1. Field of the Invention
This invention relates to a method of dissolving and removing organic filter cakes from the face of a formation fracture and formation pores utilizing a controlled pH fluid.
2. Description of the Prior Art
Hydraulic fracturing is commonly employed to increase the production of fluids from a subterranean formation. Hydraulic fracturing involves the injection of a suitable fracturing fluid down a well penetrating a formation and into the formation under sufficient pressure to create a crack or fracture in the formation. The created crack or passageway facilitates the flow of fluids through the formation and into the well.
In a typical fracturing treatment a particulate propping agent such as sand, sintered bauxite, glass beads, alumina, resin coated sand or the like is introduced into the created fracture to assist in keeping the fracture at least partially propped in an open position. The propped open passageway further enhances the flow of formation fluids. To facilitate transport of the proppant material into the created fractures, the fracturing fluid typically is viscosified with one or more of the various well know polysaccharide or synthetic polymer gelling agents. The gelling agent imparts viscosity to the fluid thereby permitting enhanced proppant transport and reduces fluid loss from the fracturing fluid to the formation. As the gelled fracturing fluid is introduced into contact with the subterranean formation, a portion of the fluid leaks off into the formation. As the fluid leaks off into the formation matrix, the gelling agent is stripped from the fluid. The stripped gelling agent is deposited on the face of the created fracture and is concentrated thereon by the action of filtration as additional fluid leaks-off. This layer of gelling agent often is referred to as "filter cake" and is desirable during fracture initiation and propagation because it minimizes fluid loss from the fracturing fluid. The gelling agent often is admixed with a crosslinking agent to further enhance the viscosity of the fracturing fluid. While the crosslinked gels are particularly effective at reducing fluid loss and effecting proppant placement, they form a particularly tough, leathery filter cake which is generally insoluble in aqueous fluids.
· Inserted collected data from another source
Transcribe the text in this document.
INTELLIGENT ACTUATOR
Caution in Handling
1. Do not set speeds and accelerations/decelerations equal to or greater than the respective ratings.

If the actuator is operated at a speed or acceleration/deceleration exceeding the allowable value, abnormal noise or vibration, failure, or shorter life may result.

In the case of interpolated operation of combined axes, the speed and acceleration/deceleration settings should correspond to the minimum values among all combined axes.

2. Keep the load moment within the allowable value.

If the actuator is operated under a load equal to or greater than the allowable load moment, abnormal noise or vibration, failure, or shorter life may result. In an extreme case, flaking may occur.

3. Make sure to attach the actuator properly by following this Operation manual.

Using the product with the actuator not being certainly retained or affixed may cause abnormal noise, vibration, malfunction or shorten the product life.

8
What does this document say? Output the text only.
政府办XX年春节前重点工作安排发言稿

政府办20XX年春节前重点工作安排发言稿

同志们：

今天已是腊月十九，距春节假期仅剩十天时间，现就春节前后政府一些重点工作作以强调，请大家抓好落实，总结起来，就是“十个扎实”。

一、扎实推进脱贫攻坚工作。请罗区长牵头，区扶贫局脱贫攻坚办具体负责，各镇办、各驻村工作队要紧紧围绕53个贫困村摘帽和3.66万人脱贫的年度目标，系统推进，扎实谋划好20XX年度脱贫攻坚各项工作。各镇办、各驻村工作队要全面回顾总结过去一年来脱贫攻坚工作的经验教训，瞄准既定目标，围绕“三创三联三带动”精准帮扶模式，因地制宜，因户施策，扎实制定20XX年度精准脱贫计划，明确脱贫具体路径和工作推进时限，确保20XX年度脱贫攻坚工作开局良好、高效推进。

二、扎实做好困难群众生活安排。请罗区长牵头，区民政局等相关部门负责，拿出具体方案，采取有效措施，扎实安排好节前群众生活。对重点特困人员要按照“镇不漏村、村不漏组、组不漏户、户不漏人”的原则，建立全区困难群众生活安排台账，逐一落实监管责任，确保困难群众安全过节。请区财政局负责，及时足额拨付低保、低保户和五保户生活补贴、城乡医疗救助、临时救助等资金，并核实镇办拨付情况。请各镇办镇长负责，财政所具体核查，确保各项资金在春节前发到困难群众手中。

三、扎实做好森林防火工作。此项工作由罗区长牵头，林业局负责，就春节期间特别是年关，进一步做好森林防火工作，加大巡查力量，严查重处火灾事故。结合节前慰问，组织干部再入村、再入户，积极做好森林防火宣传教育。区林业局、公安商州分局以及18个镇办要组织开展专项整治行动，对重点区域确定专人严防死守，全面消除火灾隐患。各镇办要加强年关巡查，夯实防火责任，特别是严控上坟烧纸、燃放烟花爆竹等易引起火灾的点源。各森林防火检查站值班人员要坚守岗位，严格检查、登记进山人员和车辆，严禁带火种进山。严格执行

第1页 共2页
Combination fracture-acidizing processes also are well know in the art. In such processes an aqueous acid is utilized in the formation resulting in enhanced formation permeability.
Upon conclusion of the fracturing treatment the fracture is permitted to close upon the propping agent distributed within the fracture. The closure may result in a portion of the filter cake being forced into the proppant bed within the fracture thereby plugging the flow channels in close proximity to the face of the fracture. These flow channels often exhibit the highest fluid conductivity. The presence of the filter cake significantly reduces the fracture flow capacity. Also, a portion of the filter cake may be forced into the formation pores reducing the matrix permeability.
It would be desirable to provide a method by which the filter cake can be removed from the face of the fracture in the formation and the pores of the formation matrix and thereby increase the fracture flow capacity.